Updated

Many of the around 10,000 people who live in Villa Rosa, the town in Margarita Island where Venezuelan President Nicolas Maduro was received by angry pot-banging protesters Friday, now fear that the government will retaliate against them.

Their main concern is that they will see their already depleted food supply cut further.

In the days since the protest, Villa Rosa residents says they have been harassed and threatened repeatedly by police, military personnel and government loyalists from mainland Venezuela.

On Wednesday night, opposition leader Henrique Capriles said he was harassed in the Margarita Island airport for four hours by armed and hooded government supporters.

In one grainy video, a small group of people can be seen banging on a glass wall and holding a sign reading "Capriles: Get out of Margarita." But while Capriles said they were armed, no weapons could be seen in the video.

The tense standoff ended after midnight, the AP reported.

“Every day [since Maduro's visit last Friday], outsiders identified with the government or its political party have passed through town in motorcycles and other vehicles scaring neighbors,” said Luis Emilio Rondon, an opposition lawmaker, to Fox News Latino.

The highly touristic Margarita Island is situated off the northeastern coast of the country, in the Caribbean Sea.

On Monday, five men were arrested and charged with possession of material that could potentially be used in future protests.

“We found 10 homemade bombs, 10 tires and two containers of gasoline,” said Aquilino Mata, head of the National Guard in Margarita, after the arrests. “We will continue investigating because these men are not acting alone,” he added.

But the opposition argues that these materials were “planted.”

“The government has activated a plan to try to scare the community,” said lawmaker Jony Rahal, also from the opposition.

“They are coming up with false evidences to link these young men to opposition political leaders from Margarita.

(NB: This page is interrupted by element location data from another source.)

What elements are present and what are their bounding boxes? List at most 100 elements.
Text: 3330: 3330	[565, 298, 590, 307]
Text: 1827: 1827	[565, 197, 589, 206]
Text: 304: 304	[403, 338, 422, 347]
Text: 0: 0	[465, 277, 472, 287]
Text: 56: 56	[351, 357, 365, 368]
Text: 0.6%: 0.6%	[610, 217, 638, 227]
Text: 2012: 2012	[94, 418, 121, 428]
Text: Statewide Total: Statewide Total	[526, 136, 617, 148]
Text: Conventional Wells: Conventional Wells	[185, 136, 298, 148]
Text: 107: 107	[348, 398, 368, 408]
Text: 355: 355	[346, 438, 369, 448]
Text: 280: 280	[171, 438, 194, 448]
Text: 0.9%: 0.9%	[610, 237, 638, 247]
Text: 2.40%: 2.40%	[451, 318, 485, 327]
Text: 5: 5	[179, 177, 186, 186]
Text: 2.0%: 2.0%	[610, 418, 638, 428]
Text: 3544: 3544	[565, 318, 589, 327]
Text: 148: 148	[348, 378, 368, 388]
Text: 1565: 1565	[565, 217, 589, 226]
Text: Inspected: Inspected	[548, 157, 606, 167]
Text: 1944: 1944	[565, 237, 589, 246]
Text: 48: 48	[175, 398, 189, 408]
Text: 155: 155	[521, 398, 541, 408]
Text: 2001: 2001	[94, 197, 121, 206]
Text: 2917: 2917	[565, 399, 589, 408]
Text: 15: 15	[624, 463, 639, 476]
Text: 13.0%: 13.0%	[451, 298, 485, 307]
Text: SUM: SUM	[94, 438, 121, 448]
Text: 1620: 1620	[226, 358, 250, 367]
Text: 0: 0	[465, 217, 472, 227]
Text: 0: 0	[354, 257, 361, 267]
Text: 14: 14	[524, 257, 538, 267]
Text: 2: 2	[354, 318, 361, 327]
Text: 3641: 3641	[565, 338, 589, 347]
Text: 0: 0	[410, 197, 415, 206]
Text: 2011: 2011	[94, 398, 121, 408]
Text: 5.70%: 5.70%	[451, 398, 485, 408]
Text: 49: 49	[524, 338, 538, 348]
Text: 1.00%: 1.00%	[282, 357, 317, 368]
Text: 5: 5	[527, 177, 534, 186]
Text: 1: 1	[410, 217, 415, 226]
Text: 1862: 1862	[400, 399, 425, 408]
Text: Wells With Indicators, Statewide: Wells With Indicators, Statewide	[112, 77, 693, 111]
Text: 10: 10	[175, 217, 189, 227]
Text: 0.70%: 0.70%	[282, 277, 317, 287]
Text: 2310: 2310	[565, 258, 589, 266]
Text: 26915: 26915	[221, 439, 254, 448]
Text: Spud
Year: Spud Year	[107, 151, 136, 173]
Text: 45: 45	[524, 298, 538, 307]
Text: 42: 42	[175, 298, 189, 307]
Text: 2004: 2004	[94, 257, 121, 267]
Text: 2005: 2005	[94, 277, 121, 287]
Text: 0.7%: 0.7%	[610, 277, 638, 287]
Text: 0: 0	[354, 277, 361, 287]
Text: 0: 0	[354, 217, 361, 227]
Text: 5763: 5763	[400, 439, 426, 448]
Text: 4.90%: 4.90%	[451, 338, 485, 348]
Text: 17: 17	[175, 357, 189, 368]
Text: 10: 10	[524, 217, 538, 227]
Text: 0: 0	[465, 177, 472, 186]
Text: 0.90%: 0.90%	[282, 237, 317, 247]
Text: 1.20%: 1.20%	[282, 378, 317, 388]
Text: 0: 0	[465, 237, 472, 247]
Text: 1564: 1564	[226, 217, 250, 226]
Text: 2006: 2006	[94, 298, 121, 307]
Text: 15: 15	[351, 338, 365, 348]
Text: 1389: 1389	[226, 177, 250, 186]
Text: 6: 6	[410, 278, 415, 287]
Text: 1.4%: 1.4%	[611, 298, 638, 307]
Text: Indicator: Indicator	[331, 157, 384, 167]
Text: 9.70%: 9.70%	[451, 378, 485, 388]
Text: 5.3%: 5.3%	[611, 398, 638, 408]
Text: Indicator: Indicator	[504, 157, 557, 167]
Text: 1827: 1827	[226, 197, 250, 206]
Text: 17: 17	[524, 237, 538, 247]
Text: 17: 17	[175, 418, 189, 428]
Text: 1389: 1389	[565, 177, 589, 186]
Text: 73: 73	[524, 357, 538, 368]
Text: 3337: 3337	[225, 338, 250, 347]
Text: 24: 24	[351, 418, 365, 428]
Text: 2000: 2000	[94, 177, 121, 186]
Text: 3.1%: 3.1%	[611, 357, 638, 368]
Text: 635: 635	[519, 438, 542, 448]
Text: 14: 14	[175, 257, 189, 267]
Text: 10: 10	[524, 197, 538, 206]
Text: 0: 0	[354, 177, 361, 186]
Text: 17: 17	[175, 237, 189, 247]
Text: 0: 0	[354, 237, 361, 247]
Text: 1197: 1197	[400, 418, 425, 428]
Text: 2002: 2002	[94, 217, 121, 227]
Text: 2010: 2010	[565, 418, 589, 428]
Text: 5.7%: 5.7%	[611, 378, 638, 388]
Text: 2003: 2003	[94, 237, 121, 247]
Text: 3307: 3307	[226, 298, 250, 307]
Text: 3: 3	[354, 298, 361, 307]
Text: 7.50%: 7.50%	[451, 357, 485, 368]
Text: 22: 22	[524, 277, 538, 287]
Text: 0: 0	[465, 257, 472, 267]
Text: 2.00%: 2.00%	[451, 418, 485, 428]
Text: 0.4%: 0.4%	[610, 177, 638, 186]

They want to denounce another alleged conspiracy against the government,” Rahal told FNL.

Three of the five arrested were released on Tuesday because they were minors, while the other two are still being held in a facility controlled by the National Guard.

Dozens of other harassment reports have been made since the weekend.

On Saturday, police and military forces inspected different homes and interrogated residents about the protest.

“They checked cellphones and deleted pictures and videos of the act. They don’t want to understand that it was a spontaneous event,” Rahal insisted.

Neighbors are increasingly worried about the possibility that Caracas will reduce or stop the distribution of food to Villa Rosa — especially now that the government has put in place a food allocation system controlled by party loyalists known to have discriminated against anti-Chavistas in the past.

“Some people have been told that they won’t deliver food here anymore because we disrespected the president,” Luis Yury, a Villa Rosa resident, told FNL.

He explained that food shipments to the island arrive every month and that, since the last delivery was 15 days ago, it will take some time to see if the threat is real.

“We will be watching the situation closely, but until now we don’t have any official information about the food delivery,” Rondon added.

Both congressmen think that the government’s defensive reaction to Maduro’s unwelcome visit is linked to the fact that next week more than a dozen heads of state are expected in Margarita for the 17th Summit of the Non-Aligned Movement — a group of countries not formally aligned with any major power bloc that includes Iran, Syria, Ecuador and Cuba.

“They are trying to hide the problems that people in Margarita and Venezuela face every day. To accomplish that they are spending at least 120 million euros to import food and repair the island’s infrastructure,” Rahal said.

Among the most notable additions to the island is a traffic circle that features a statue of late President Hugo Chavez.

“It is incredible that the government is willing to spend so much money in a summit while the country starves and people don’t even have medicines,” Rondon told FNL.

In social networks Venezuelans are criticizing the Chavez statue heavily, even comparing it to the one of Saddam Hussein that U.S. forces famously took down in 2003.